With the tiredness that overcomes you as a new mom it is hard to find the energy and effort to get out of the house. But, trust me you will be much happier once you do! The truth is, parenting can be lonely, even when you have a great partner. Especially if you are a stay at home mother, you need to seek out social interactions. Any friends can be great to share with, but more often than not, what we truly need is someone else going through similar experiences. It is important to have someone to share your parenting challenges, exhaustion and struggles with as well as your joys and triumphs. These friendships can encourage, challenge and help you grow as a parent and keep you healthy and sane.
For those of you who happened to have great friends who all had kids at the same time, now is the time to make sure you maintain and nurture those friendships. For the rest of us who feel like they had kids earlier, or are living in a new area etc. you may feel like it is a true challenge to meet like minded friends.
It’s almost like dating again but much harder as we’re more out of our comfort zones now than when we were in college! The first step is to put yourself in scenarios where you can meet people. Don’t give up when it feels lonely and frustrating. Over time, you will meet more like minded people who you can connect with. Just be patient and when you do make new mommy friends, be sure to take the time to sit, listen and share.
Here are some specific ideas on where and how to meet like minded moms:
- Library: many libraries offer story time for various ages
- Mommy and me classes: check local yoga studios, gymnastic centers, art studios
- Mom groups: often organized through a community center or a church
- Local attractions: such as the zoo, children’s museum, etc.
- As your child is close to preschool age there are often sports or preschool programs where you can meet like minded people
- When you attend these groups, look for other moms who are by themselves and try to start up conversation, even if just about the class. Who knows maybe you will connect and conversation will come naturally.
- Many of the classes can be recurring, so you will see the same people week after week which can make conversation feel easier and provide familiarity with that person.

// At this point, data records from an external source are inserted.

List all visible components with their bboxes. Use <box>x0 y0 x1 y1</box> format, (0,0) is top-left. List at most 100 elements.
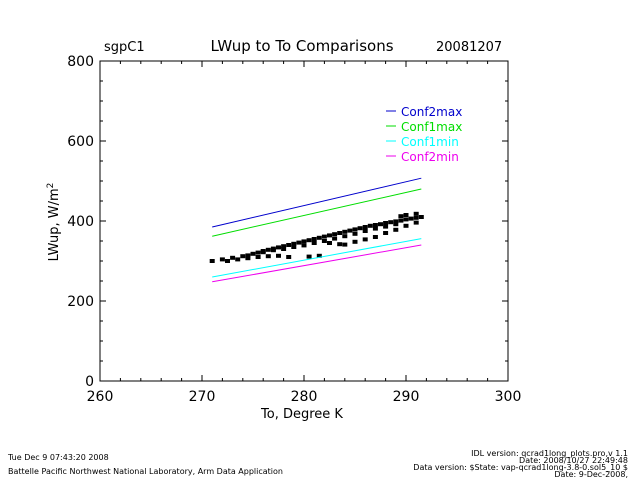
observation-point <box>332 232 338 237</box>
footer-idl-date: Date: 2008/10/27 22:49:48 <box>519 456 628 465</box>
observation-point <box>337 242 343 247</box>
observation-point <box>255 250 261 255</box>
axis-tick-labels: 260 270 280 290 300 0 200 400 600 800 <box>67 54 521 405</box>
series-line-conf2min <box>212 244 422 283</box>
observation-point <box>337 231 343 235</box>
legend-label-conf1max: Conf1max <box>401 120 462 134</box>
y-tick-label: 800 <box>67 54 94 70</box>
footer-data-version: Data version: $State: vap-qcrad1long-3.8… <box>413 463 628 472</box>
observation-point <box>265 254 271 259</box>
series-line-conf1max <box>212 188 422 237</box>
observation-point <box>235 257 241 262</box>
observation-point <box>388 220 394 225</box>
observation-point <box>378 222 383 227</box>
observation-point <box>367 223 373 228</box>
observation-point <box>255 255 261 259</box>
observation-point <box>357 226 363 231</box>
observation-point <box>301 243 307 248</box>
observation-point <box>398 214 404 219</box>
observation-point <box>321 239 327 243</box>
axis-ticks <box>99 60 509 382</box>
observation-point <box>306 238 312 243</box>
y-tick-label: 0 <box>85 374 94 390</box>
y-tick-label: 600 <box>67 134 94 150</box>
observation-point <box>372 223 378 227</box>
observation-point <box>342 229 348 234</box>
observation-point <box>296 240 302 245</box>
observation-point <box>362 229 368 233</box>
observation-point <box>383 224 389 229</box>
observation-point <box>418 215 424 219</box>
legend-label-conf2min: Conf2min <box>401 150 459 164</box>
observation-point <box>352 231 358 236</box>
observation-point <box>342 242 348 247</box>
observation-point <box>352 239 358 244</box>
footer-org: Battelle Pacific Northwest National Labo… <box>8 467 283 476</box>
observation-point <box>393 227 399 232</box>
observation-point <box>332 236 338 241</box>
observation-point <box>413 215 419 220</box>
observation-point <box>311 237 317 241</box>
observation-point <box>413 211 419 216</box>
observation-point <box>316 253 322 258</box>
observation-point <box>362 225 368 229</box>
observation-point <box>291 241 297 246</box>
observation-point <box>245 256 251 261</box>
series-line-conf2max <box>212 177 422 228</box>
observation-point <box>398 218 404 223</box>
observation-point <box>408 216 414 221</box>
observation-point <box>276 245 281 250</box>
observation-point <box>372 226 378 231</box>
x-tick-label: 290 <box>393 389 420 405</box>
observation-point <box>316 235 322 240</box>
date-label: 20081207 <box>436 40 502 55</box>
y-tick-label: 400 <box>67 214 94 230</box>
observation-point <box>383 221 389 225</box>
observation-point <box>240 254 246 259</box>
observation-point <box>327 233 332 238</box>
footer-data-date: Date: 9-Dec-2008, <box>554 470 628 479</box>
observation-point <box>265 247 271 252</box>
observation-point <box>209 259 215 263</box>
observation-point <box>250 251 256 256</box>
observation-point <box>321 234 327 239</box>
observation-point <box>281 244 287 249</box>
y-axis-label: LWup, W/m2 <box>46 183 62 262</box>
confidence-lines <box>212 177 422 283</box>
observation-point <box>301 239 307 244</box>
observation-point <box>306 254 312 259</box>
observation-point <box>372 235 378 239</box>
observation-point <box>352 227 358 232</box>
observation-point <box>403 213 409 217</box>
observation-point <box>311 241 317 245</box>
observation-point <box>276 253 281 258</box>
observation-point <box>225 259 230 263</box>
x-tick-label: 270 <box>189 389 216 405</box>
observation-point <box>281 247 287 251</box>
observation-point <box>403 217 409 222</box>
observation-point <box>413 220 419 225</box>
chart-title: LWup to To Comparisons <box>210 37 393 55</box>
observation-point <box>291 245 297 249</box>
x-tick-label: 300 <box>495 389 522 405</box>
observation-point <box>327 241 332 245</box>
observation-point <box>383 231 389 235</box>
observation-point <box>342 234 348 239</box>
y-tick-label: 200 <box>67 294 94 310</box>
observations-scatter <box>209 211 424 263</box>
observation-point <box>403 223 409 228</box>
observation-point <box>270 248 276 253</box>
observation-point <box>393 219 399 224</box>
x-tick-label: 280 <box>291 389 318 405</box>
observation-point <box>347 228 353 233</box>
x-tick-label: 260 <box>87 389 114 405</box>
footer-timestamp: Tue Dec 9 07:43:20 2008 <box>7 453 109 462</box>
footer-idl-version: IDL version: qcrad1long_plots.pro,v 1.1 <box>471 449 628 458</box>
observation-point <box>362 237 368 242</box>
observation-point <box>230 255 236 260</box>
series-line-conf1min <box>212 238 422 278</box>
site-label: sgpC1 <box>104 40 145 55</box>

- Once you meet the person, make an effort to make the first point of contact to meet again. It may feel awkward or unnerving at first, but who knows maybe they could be your new best friend.
- Invite moms in your child’s class for a playdate. Have a picnic or something simple where you can take the time to talk as opposed to just a drop off or pick up scenario.

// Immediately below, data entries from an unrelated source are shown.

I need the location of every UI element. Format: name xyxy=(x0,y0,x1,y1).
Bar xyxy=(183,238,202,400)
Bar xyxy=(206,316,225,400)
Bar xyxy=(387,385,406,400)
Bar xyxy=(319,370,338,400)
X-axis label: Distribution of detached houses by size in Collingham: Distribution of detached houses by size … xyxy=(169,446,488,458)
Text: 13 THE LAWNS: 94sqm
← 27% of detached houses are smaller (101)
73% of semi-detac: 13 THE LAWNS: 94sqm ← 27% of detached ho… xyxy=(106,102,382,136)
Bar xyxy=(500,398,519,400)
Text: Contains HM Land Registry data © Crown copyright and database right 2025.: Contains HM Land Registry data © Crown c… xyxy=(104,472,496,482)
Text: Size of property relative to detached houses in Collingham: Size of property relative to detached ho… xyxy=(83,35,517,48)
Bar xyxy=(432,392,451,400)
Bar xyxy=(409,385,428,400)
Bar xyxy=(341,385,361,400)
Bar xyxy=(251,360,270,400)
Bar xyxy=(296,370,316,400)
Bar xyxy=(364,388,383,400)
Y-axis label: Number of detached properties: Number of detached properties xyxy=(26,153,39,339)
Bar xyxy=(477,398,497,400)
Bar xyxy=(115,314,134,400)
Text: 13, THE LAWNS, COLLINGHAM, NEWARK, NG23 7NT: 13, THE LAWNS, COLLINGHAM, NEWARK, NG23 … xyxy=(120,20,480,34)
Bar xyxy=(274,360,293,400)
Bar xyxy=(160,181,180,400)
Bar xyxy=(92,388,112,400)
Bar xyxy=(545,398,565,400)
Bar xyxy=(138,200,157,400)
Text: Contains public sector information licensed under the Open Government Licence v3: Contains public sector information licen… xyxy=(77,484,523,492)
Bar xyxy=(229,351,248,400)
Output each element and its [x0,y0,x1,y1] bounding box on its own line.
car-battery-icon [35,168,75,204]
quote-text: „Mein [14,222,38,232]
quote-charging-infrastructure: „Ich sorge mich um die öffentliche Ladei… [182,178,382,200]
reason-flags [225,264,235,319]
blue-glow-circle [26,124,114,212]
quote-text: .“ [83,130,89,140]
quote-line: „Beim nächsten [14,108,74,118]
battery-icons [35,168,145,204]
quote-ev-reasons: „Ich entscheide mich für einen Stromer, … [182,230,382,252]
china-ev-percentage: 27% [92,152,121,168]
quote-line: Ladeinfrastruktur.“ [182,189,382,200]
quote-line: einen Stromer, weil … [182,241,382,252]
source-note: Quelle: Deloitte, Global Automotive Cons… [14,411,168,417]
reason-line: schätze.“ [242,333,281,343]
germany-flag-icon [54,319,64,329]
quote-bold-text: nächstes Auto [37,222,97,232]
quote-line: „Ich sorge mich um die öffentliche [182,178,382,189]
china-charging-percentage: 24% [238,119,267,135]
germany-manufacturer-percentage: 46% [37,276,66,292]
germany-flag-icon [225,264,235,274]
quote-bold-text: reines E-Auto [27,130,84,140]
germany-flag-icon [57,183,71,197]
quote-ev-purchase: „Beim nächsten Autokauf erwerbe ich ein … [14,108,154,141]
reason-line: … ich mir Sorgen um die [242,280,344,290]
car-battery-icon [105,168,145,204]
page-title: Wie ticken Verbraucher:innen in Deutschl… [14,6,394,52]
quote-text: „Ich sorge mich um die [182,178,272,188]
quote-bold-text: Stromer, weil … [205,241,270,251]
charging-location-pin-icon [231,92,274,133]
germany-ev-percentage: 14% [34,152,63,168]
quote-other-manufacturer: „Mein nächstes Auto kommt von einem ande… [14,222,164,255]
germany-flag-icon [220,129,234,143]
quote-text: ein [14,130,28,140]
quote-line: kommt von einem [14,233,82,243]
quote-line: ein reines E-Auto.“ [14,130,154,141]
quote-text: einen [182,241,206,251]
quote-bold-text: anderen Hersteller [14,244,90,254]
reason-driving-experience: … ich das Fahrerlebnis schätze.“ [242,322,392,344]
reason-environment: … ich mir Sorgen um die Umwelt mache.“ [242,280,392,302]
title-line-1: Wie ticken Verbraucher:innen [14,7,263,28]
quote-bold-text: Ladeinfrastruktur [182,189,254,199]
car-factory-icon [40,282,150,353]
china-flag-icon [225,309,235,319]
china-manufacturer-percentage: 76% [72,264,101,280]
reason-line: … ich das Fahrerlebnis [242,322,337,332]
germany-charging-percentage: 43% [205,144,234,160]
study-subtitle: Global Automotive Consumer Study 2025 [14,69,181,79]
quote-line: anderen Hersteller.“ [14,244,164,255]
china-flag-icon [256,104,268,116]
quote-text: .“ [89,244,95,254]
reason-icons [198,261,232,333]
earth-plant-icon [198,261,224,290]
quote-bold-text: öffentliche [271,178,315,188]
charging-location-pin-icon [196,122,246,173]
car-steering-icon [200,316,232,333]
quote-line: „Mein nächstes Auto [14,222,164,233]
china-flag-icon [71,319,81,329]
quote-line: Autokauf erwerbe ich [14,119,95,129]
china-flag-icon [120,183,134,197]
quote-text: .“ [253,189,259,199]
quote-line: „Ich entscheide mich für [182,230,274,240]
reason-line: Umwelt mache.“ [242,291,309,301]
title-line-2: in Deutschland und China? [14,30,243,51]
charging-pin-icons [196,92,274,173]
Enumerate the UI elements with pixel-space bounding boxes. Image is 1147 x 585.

Once you start getting out there it becomes easier to meet people. Then comes the need to foster and maintain these new friendships. Try not to skip the wine nights or the play dates, even when you are worn out. Work with your partner to create time in your lives to help make friends a priority. These small mom breaks or social interactions will help us be happier, improve our self worth, allow time to destress, allow us to cope with challenges better and in exchange make us more successful in our mommy roles.